Nothing like corporate welfare. After getting a $30 billion federal bailout (Billions for Billionaires! Nothing for Have Nothings, aka The Rest of Us!) and selling his company for pennies on the dollar (bankrupting employees and stockholders in the process) Bear Stearns Chairman James Cayne will walk away with millions. $13.4 million on top of the $232 million he earned from 1993 to 2006 (and whatever he earned in 2007 and this year).
NYTimes: Sale Price Reflects the Depth of Bear’s Problems
James E. Cayne, Bear Stearns’s former chief executive and one of its largest individual shareholders, will most likely walk away with a little more than $13.4 million, the value of his Bear stock holdings, according to James F. Redda & Associates. Those would have been worth $1.2 billion in January 2007, when Bear’s stock was trading at a $171.51. Mr. Cayne has taken home more than $232 million in salary, bonus and other pay between 1993 and 2006, the time period for which there is publicly available data, according to Equilar, an as an executive compensation research firm.
No wonder he didn't want to leave his bridge tournament as his company and his 14,000 employees went down the drain. He had nothing to worry about. The feds aren't going to go after his cushy life. It's just business! Rich guy's business. The ones against health care for the rest of us, or food for the poor, but when their bottom lines are at risk their hands are fully outstretched.
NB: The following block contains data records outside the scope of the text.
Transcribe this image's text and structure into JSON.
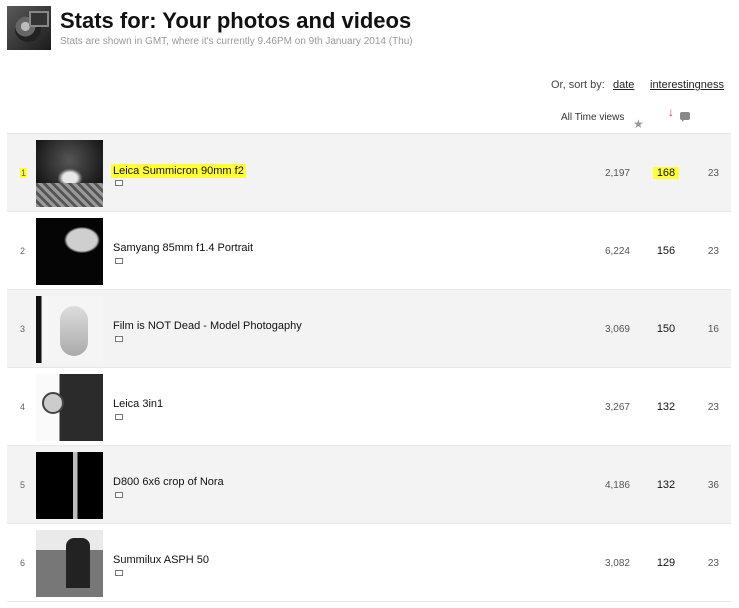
{
  "header": {
    "title": "Stats for: Your photos and videos",
    "subtitle": "Stats are shown in GMT, where it's currently 9.46PM on 9th January 2014 (Thu)"
  },
  "sort": {
    "label": "Or, sort by:",
    "date": "date",
    "interestingness": "interestingness"
  },
  "columns": {
    "views_label": "All Time views",
    "favs_icon": "star-icon",
    "sort_arrow": "↓",
    "comments_icon": "comment-icon"
  },
  "highlight_color": "#ffff33",
  "photos": [
    {
      "rank": "1",
      "title": "Leica Summicron 90mm f2",
      "views": "2,197",
      "favs": "168",
      "comments": "23",
      "highlighted": true
    },
    {
      "rank": "2",
      "title": "Samyang 85mm f1.4 Portrait",
      "views": "6,224",
      "favs": "156",
      "comments": "23"
    },
    {
      "rank": "3",
      "title": "Film is NOT Dead - Model Photogaphy",
      "views": "3,069",
      "favs": "150",
      "comments": "16"
    },
    {
      "rank": "4",
      "title": "Leica 3in1",
      "views": "3,267",
      "favs": "132",
      "comments": "23"
    },
    {
      "rank": "5",
      "title": "D800 6x6 crop of Nora",
      "views": "4,186",
      "favs": "132",
      "comments": "36"
    },
    {
      "rank": "6",
      "title": "Summilux ASPH 50",
      "views": "3,082",
      "favs": "129",
      "comments": "23"
    }
  ]
}
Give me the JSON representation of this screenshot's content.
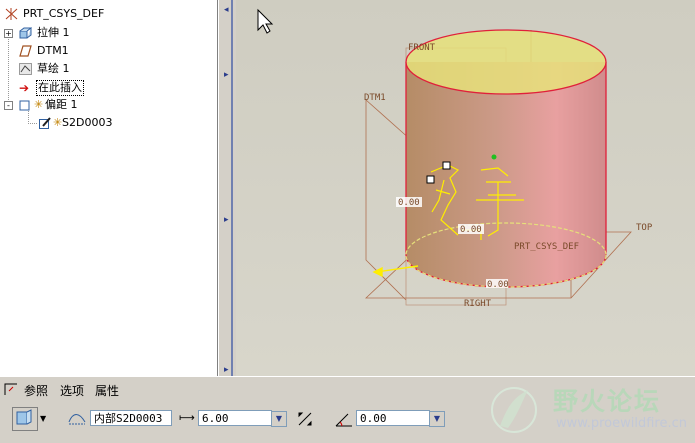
{
  "tree": {
    "items": [
      {
        "label": "PRT_CSYS_DEF",
        "icon": "csys-icon"
      },
      {
        "label": "拉伸 1",
        "icon": "extrude-icon",
        "expander": "+"
      },
      {
        "label": "DTM1",
        "icon": "datum-plane-icon"
      },
      {
        "label": "草绘 1",
        "icon": "sketch-icon"
      },
      {
        "label": "在此插入",
        "icon": "insert-here-arrow-icon"
      },
      {
        "label": "偏距 1",
        "icon": "offset-feature-icon",
        "expander": "-"
      },
      {
        "label": "S2D0003",
        "icon": "sketch-child-icon"
      }
    ]
  },
  "viewport": {
    "labels": {
      "front": "FRONT",
      "dtm1": "DTM1",
      "top": "TOP",
      "right": "RIGHT",
      "csys": "PRT_CSYS_DEF",
      "dim1": "0.00",
      "dim2": "0.00",
      "dim3": "0.00"
    },
    "colors": {
      "cylinder_fill": "#c9928a",
      "cylinder_edge": "#e0203a",
      "top_ellipse": "#e6e07a",
      "datum": "#b07050",
      "sketch": "#ffee00"
    }
  },
  "dashboard": {
    "tabs": [
      "参照",
      "选项",
      "属性"
    ],
    "sketch_field": "内部S2D0003",
    "offset_value": "6.00",
    "angle_value": "0.00"
  },
  "watermark": {
    "text": "野火论坛",
    "url": "www.proewildfire.cn"
  }
}
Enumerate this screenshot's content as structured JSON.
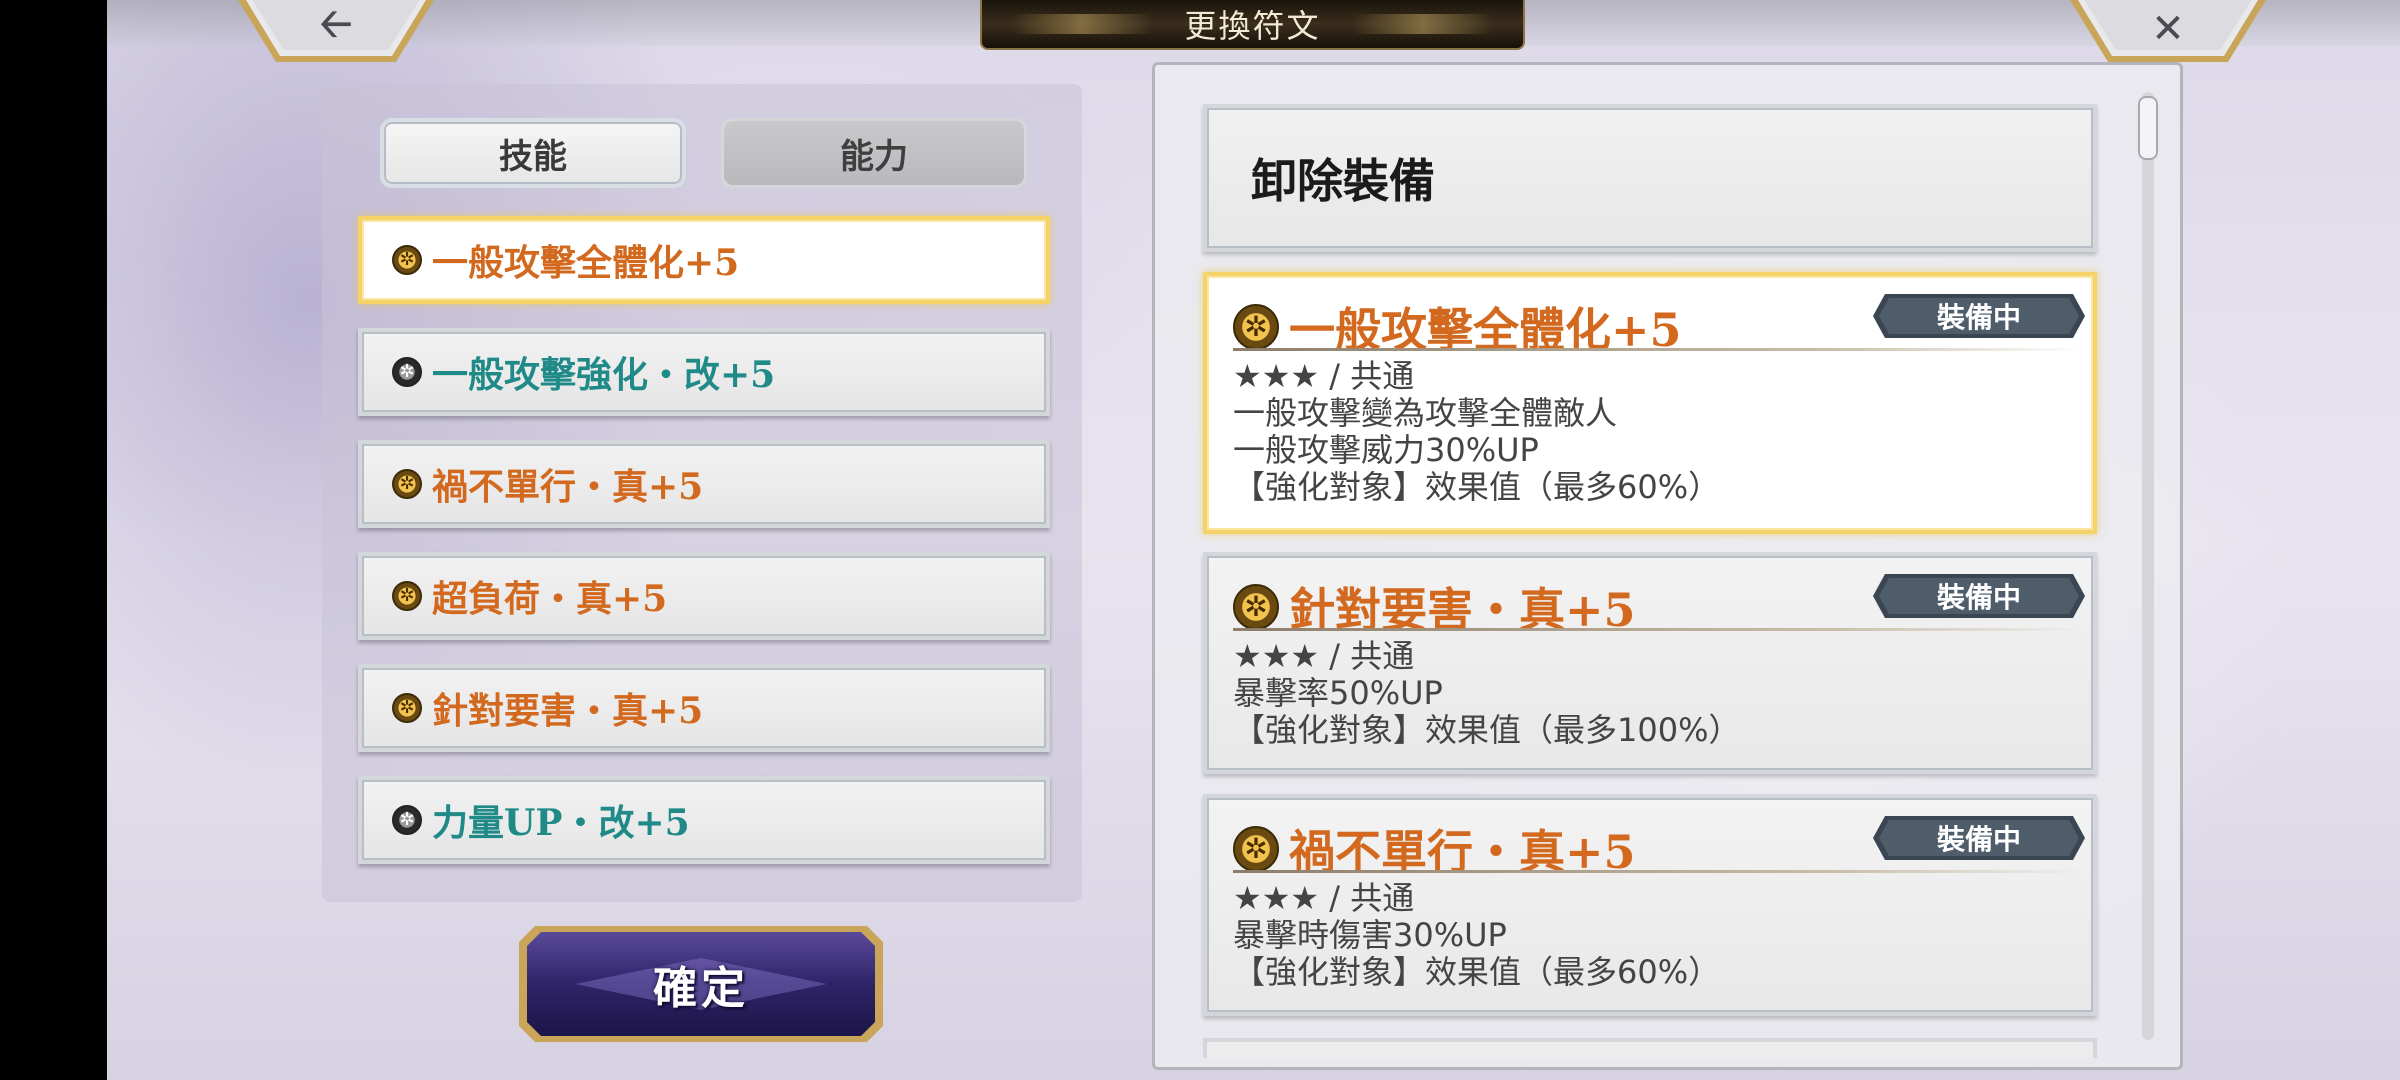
{
  "header": {
    "title": "更換符文",
    "back_icon": "arrow-left-icon",
    "close_icon": "close-icon"
  },
  "tabs": [
    {
      "label": "技能",
      "active": true
    },
    {
      "label": "能力",
      "active": false
    }
  ],
  "skills": [
    {
      "label": "一般攻擊全體化+5",
      "color": "#d2691e",
      "rune": "gold",
      "selected": true
    },
    {
      "label": "一般攻擊強化・改+5",
      "color": "#1f8a87",
      "rune": "dark",
      "selected": false
    },
    {
      "label": "禍不單行・真+5",
      "color": "#d2691e",
      "rune": "gold",
      "selected": false
    },
    {
      "label": "超負荷・真+5",
      "color": "#d2691e",
      "rune": "gold",
      "selected": false
    },
    {
      "label": "針對要害・真+5",
      "color": "#d2691e",
      "rune": "gold",
      "selected": false
    },
    {
      "label": "力量UP・改+5",
      "color": "#1f8a87",
      "rune": "dark",
      "selected": false
    }
  ],
  "confirm_label": "確定",
  "unequip_label": "卸除裝備",
  "cards": [
    {
      "name": "一般攻擊全體化+5",
      "badge": "裝備中",
      "lines": [
        "★★★ / 共通",
        "一般攻擊變為攻擊全體敵人",
        "一般攻擊威力30%UP",
        "【強化對象】效果值（最多60%）"
      ]
    },
    {
      "name": "針對要害・真+5",
      "badge": "裝備中",
      "lines": [
        "★★★ / 共通",
        "暴擊率50%UP",
        "【強化對象】效果值（最多100%）"
      ]
    },
    {
      "name": "禍不單行・真+5",
      "badge": "裝備中",
      "lines": [
        "★★★ / 共通",
        "暴擊時傷害30%UP",
        "【強化對象】效果值（最多60%）"
      ]
    }
  ]
}
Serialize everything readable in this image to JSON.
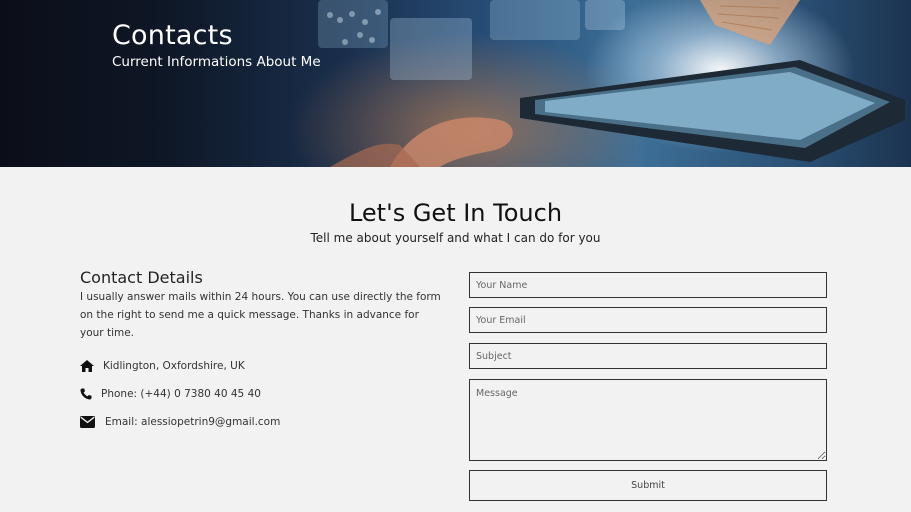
{
  "hero": {
    "title": "Contacts",
    "subtitle": "Current Informations About Me"
  },
  "section": {
    "title": "Let's Get In Touch",
    "subtitle": "Tell me about yourself and what I can do for you"
  },
  "details": {
    "title": "Contact Details",
    "text": "I usually answer mails within 24 hours. You can use directly the form on the right to send me a quick message. Thanks in advance for your time.",
    "address": "Kidlington, Oxfordshire, UK",
    "phone": "Phone: (+44) 0 7380 40 45 40",
    "email": "Email: alessiopetrin9@gmail.com",
    "icons": [
      "home-icon",
      "phone-icon",
      "envelope-icon"
    ]
  },
  "form": {
    "name_placeholder": "Your Name",
    "email_placeholder": "Your Email",
    "subject_placeholder": "Subject",
    "message_placeholder": "Message",
    "submit_label": "Submit"
  }
}
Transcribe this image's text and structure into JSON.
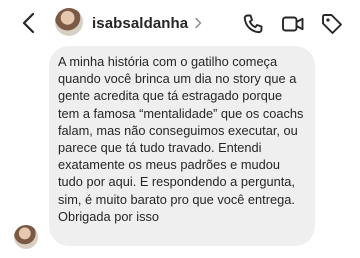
{
  "header": {
    "username": "isabsaldanha",
    "back_icon": "chevron-left-icon",
    "chevron_icon": "chevron-right-icon",
    "actions": [
      "phone-icon",
      "video-camera-icon",
      "tag-icon"
    ]
  },
  "message": {
    "text": "A minha história com o gatilho começa quando você brinca um dia no story que a gente acredita que tá estragado porque tem a famosa “mentalidade” que os coachs falam, mas não conseguimos executar, ou parece que tá tudo travado. Entendi exatamente os meus padrões e mudou tudo por aqui. E respondendo a pergunta, sim, é muito barato pro que você entrega. Obrigada por isso",
    "bubble_color": "#efefef"
  }
}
The best post I saw all day on Bear Stearns (by Athenae at First Draft) is applicable here. Why can't the government take that $13.4 million? Hasn't he already got enough? Didn't we just give him $30 billion for nothing? Can't we take some of his money, if not his stuff? Why not?
Does Bear Stearns have a big screen TV?
What about bling? Any bling they could sell?
Couldn't Bear Stearns just get a job, already? I mean, I know of six or seven places that are hiring. I don't know what they pay, but surely it would be enough to keep them in sneakers and Xbox games.
I mean, just last week I heard that when we bailed out the airlines, jewelry sales at Wal-Mart went up 1400 percent. I didn't see it myself, but my cousins told me they heard it from somebody who knows somebody who works there, and it was like Christmas morning when those government checks cleared. What can you expect, really, from people trained in government dependency, I guess, but it still pisses me off, because that's my money. Fucking leeches.
Let me ask those questions, those questions we ask of every beneficiary of the smallest drop of government assistance. Let me ask why this is the ONLY scenario in which our parsimonious bullshit about personal responsibility, about choices and consequences, about "survival of the fittest" and other forms of sicko math, need not fucking apply.
Let me ask just how the unholy fuck it is that we can quibble every single day for hours over lunches that would feed a small village for a week about the ten dollars a year we give to some social program and how it's going to waste because somebody fed us an anecdote about somebody somewhere faking their need. Let me ask just how the bloody fucking blue hell we can get all worked up over how the homeless people downtown don't deserve our pennies because one of them said something rude to us on the way out of a store, and how they're just gonna spend our 65 cents on booze and then pee on the stoop. Let me ask how on earth we can take all the time it takes to think up all the ways we think up to sit in judgement on every individual case we hear about, about how that person just didn't work harder, didn't suffer enough, didn't earn "our" money, didn't deserve "our" charity, didn't bleed in front of us enough, and all the while, all the fucking while, we give it away by the millions and never ask where it goes. All the while.
Let me just ask. I'm sure somebody out there has the answer. After all, they had reasons why Katrina victims deserved to drown and die, be forced from their homes and screwed by their insurance companies and disregarded by their country. They had reasons why uninsured children didn't deserve health care, why those who died from a lack of medical attention only got what they had coming. They had reasons why the people who came to emergency rooms were just looking for drugs, they had reasons why thieves got rich and saints got shot, they had all kinds of explanations for everything that looked to everybody else like a fucking problem we needed somebody to solve. I'm sure the answers here are just as simple, just as easy.
But I do think we should ask. And you know, I think we should ask in the same condescending, fuck-all-you-peasants know-it-all bullshit fuck-ass tone that we use when requesting that the rest of the nation's needy prove their legitimacy to us. I think we should ask with the same nasty assumptions at the back of our throats, the same willingness to believe that somebody else is running a scam on us to get a fat government check, the same nasty, mean, small little pinchingness we use toward individual human beings. I think we should ask those questions.
I mean, for all we know, maybe Bear Stearns has a big ol' diamond cross they could sell, to pay their own damn way.
1 comment:
I keep thinking people will get outraged about shit like this, but they keep watching Fox and believing it. After all, this fine gentleman only took away 5% of the whole Bear Stearns buy-out.